Lake Maracaibo is polluted with oil and excess nutrients - Earth.com

Lake Maracaibo is polluted with oil and excess nutrients

Today’s Image of the Day from NASA Earth Observatory features Lake Maracaibo, where pollution from leaking oil and excess nutrients has transformed the water. 

Lake Maracaibo is located in northwestern Venezuela. It is one of the largest lakes in South America and one of the oldest in the world. Maracaibo is connected to the Gulf of Venezuela and the Caribbean Sea by a narrow strait. According to NASA, the north end of the lake is brackish, while the south end is mostly fresh due to abundant flows from nearby rivers.

A large oil and gas reserve is located beneath Lake Maracaibo, and thousands of wells have been drilled into the lake bed. Media reports suggest that much of this oil-extraction infrastructure is in bad shape, and oil slicks occur often. 

“The oil spills are multiple and continuous, and you can easily spot the sources,” said Eduardo Klein-Salas, a remote sensing scientist at Simón Bolívar University. “Maracaibo Lake has more than 10,000 oil-related installations and a network of thousands of kilometers of underwater pipelines, most of them 50 years old.”

“The oil is spilling from many aging, submerged pipelines that are not maintained, mostly not even mapped,” said Frank Muller-Karger, a marine scientist at the University of South Florida. “Other oil slicks come from leaking above-surface storage tanks and vessels, and still others from drilling platforms.”

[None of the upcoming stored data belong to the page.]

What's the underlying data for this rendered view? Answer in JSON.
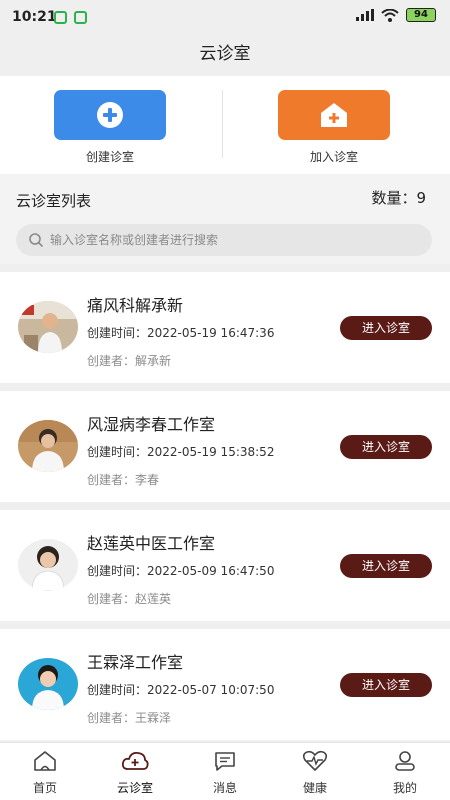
{
  "status": {
    "time": "10:21",
    "battery": "94",
    "network": "HD"
  },
  "header": {
    "title": "云诊室"
  },
  "actions": [
    {
      "label": "创建诊室",
      "icon": "plus-circle-icon",
      "color": "#3d8be8"
    },
    {
      "label": "加入诊室",
      "icon": "house-plus-icon",
      "color": "#f07a2c"
    }
  ],
  "list": {
    "title": "云诊室列表",
    "count_label": "数量：9",
    "search_placeholder": "输入诊室名称或创建者进行搜索"
  },
  "clinics": [
    {
      "name": "痛风科解承新",
      "created": "创建时间：2022-05-19 16:47:36",
      "creator": "创建者：解承新",
      "button": "进入诊室"
    },
    {
      "name": "风湿病李春工作室",
      "created": "创建时间：2022-05-19 15:38:52",
      "creator": "创建者：李春",
      "button": "进入诊室"
    },
    {
      "name": "赵莲英中医工作室",
      "created": "创建时间：2022-05-09 16:47:50",
      "creator": "创建者：赵莲英",
      "button": "进入诊室"
    },
    {
      "name": "王霖泽工作室",
      "created": "创建时间：2022-05-07 10:07:50",
      "creator": "创建者：王霖泽",
      "button": "进入诊室"
    }
  ],
  "tabs": [
    {
      "label": "首页",
      "icon": "home-icon"
    },
    {
      "label": "云诊室",
      "icon": "cloud-plus-icon",
      "active": true
    },
    {
      "label": "消息",
      "icon": "message-icon"
    },
    {
      "label": "健康",
      "icon": "heart-pulse-icon"
    },
    {
      "label": "我的",
      "icon": "user-icon"
    }
  ],
  "colors": {
    "accent_button": "#5a1a16",
    "create_blue": "#3d8be8",
    "join_orange": "#f07a2c"
  }
}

The lake is also overloaded with excess nutrients, which cause massive algae blooms.

“The green blooms you see are phytoplankton and cyanobacteria blooms, locally called verdín,” said Klein-Salas. “They are a permanent feature of the lake, dependent on the seasonal cycle of mixing of the already highly eutrophic environment.”

“The NASA satellite data on both problems [duckweed and oil] were amply circulated in Venezuela a decade ago and still are,” said Muller-Karger. “The ecological problems with oil spills are cumulative and affect many local fishermen, not just in Lake Maracaibo but in many places along the Venezuelan coast from Lake Maracaibo to the Gulf of Paria. Yet there is no effort by the government to change things; rather, the oil spills have gotten worse with time.”